Mariana Londres, de Brasília
Tais Araújo em palestra onde disse que cor do filho faz as pessoas mudarem de calçada no BrasilReprodução/YouTube
Duas questões envolvendo o racismo geraram debates intensos nas últimas semanas. A primeira foi a ‘brincadeira’ do jornalista William Waack em conversa fora do ar, dizendo que buzinar era ‘coisa de preto’. A segunda foi um meme compartilhado pelo presidente da EBC (Empresa Brasileira de Comunicação), Laerte Rimoli, ironizando uma declaração da atriz Taís Araújo, que disse em uma palestra que a cor do filho dela faz com que as pessoas mudem de calçada no Brasil. Após a repercussão, Laerte Rimoli pediu desculpas e apagou o post.
Para a pesquisadora Marjorie Nogueira Chaves, do Núcleo Estudos Afro-brasileiros (Neab) da UnB (Universidade de Brasília), é muito perigoso colocar algumas questões, como o racismo, no âmbito do humor, da brincadeira.

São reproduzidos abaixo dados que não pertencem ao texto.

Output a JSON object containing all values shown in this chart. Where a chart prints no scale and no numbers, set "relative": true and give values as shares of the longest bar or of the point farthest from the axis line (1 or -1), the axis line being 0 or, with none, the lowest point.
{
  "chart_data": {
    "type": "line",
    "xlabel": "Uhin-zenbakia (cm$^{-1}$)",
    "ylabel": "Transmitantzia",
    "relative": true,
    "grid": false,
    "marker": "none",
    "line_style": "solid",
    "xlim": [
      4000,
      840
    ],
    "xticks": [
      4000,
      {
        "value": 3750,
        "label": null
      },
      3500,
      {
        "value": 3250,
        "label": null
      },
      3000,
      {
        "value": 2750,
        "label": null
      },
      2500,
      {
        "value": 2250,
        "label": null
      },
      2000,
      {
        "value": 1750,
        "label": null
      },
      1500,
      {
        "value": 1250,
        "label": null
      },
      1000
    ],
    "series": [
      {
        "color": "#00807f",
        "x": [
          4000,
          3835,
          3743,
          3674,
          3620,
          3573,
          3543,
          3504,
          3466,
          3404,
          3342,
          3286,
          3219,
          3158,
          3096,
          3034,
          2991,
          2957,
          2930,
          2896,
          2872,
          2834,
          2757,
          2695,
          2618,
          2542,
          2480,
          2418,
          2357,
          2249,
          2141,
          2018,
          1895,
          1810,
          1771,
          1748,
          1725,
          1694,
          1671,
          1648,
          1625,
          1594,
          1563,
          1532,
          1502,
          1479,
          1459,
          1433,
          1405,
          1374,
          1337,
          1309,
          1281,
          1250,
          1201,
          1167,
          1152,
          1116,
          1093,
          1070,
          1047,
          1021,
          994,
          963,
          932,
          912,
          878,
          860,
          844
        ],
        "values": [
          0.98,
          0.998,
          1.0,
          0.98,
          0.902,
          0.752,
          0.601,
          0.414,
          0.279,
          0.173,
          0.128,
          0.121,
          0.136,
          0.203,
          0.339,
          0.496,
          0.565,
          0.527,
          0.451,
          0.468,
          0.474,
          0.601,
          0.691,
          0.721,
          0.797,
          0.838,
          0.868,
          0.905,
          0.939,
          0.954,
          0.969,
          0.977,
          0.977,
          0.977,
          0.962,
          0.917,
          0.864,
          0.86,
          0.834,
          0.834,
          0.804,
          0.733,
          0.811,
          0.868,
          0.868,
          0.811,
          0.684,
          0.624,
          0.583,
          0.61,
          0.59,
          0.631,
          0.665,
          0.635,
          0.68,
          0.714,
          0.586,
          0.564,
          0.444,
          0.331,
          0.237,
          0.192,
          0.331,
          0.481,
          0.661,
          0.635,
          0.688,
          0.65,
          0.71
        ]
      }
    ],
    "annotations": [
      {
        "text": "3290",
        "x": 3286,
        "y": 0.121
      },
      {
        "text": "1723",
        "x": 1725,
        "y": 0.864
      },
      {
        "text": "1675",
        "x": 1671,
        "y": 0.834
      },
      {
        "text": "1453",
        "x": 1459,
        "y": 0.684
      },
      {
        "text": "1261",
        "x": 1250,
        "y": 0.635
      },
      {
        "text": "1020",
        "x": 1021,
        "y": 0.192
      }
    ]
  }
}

— Infelizmente a gente como sociedade tende a colocar algumas questões muito sérias no âmbito do humor, o que eu acho extremamente perigoso. As pessoas falam que existe uma censura, mas isso não é censura não. Eu acho que deveria existir bom senso em relação a determinados temas. Quando a gente fala de racismo a gente fala de uma realidade do Brasil. A gente está falando de 54% da população. Não é um direito de minoria, a gente está falando de uma maioria. Então as revelações do Laerte Rimoli e do William Waack não agridem apenas uma pessoa a que se direcionou o comentário. Atinge a população brasileira. No caso do presidente da EBC é mais grave porque é um gestor público que desconhece a realidade a qual ele faz parte. E ironiza de forma pública com declarações desagradáveis e ofensivas.
Para Marjorie, no caso de Rimoli o ataque foi ainda mais grave pois se dirigiu a uma mãe que mostrava preocupação com a situação do filho negro.
— Me chamou atenção ele ter ironizado uma mãe que zela pela segurança do seu filho. É compreensível que ela tenha essa preocupação porque o número de homicídios na juventude negra é absurdo e parte desses homicídios são executados por agentes públicos de segurança. O Estado que deveria zelar pela população negra é, também, agente dessa violência.
A pesquisadora conclui dizendo que a polarização em torno do tema sinaliza que o debate sobre racismo na sociedade brasileira ainda não é maduro, é tratado como se fosse ‘gosto’, ou algo a se concordar ou discordar. Para ela, é crime.
— Eu acho que houve mudança nos últimos anos no sentido de falarmos mais sobre o racismo e de uma forma mais aberta, mais ampla. No entanto esse debate não é maduro. Para grande parte das pessoas, o discurso do racismo enfrenta alguns entraves. Os nossos valores, por mais que ainda estejamos na modernidade, os valores ainda não muito coloniais. E da forma como a mídia trata a questão racial, como se pudesse ser debatida como um gosto. Eu gosto ou não. Concordo ou não. Não é assim. Racismo é crime que deixa a população negra em uma situação degradante. Não acho que haja polaridade, estamos falando de algo muito grave, da reprodução do racismo, que é um crime. Está na nossa Constituição desde 1988. Essa polarização não deveria existir, todas as pessoas deveriam estar envolvidas no debate de uma forma mais madura.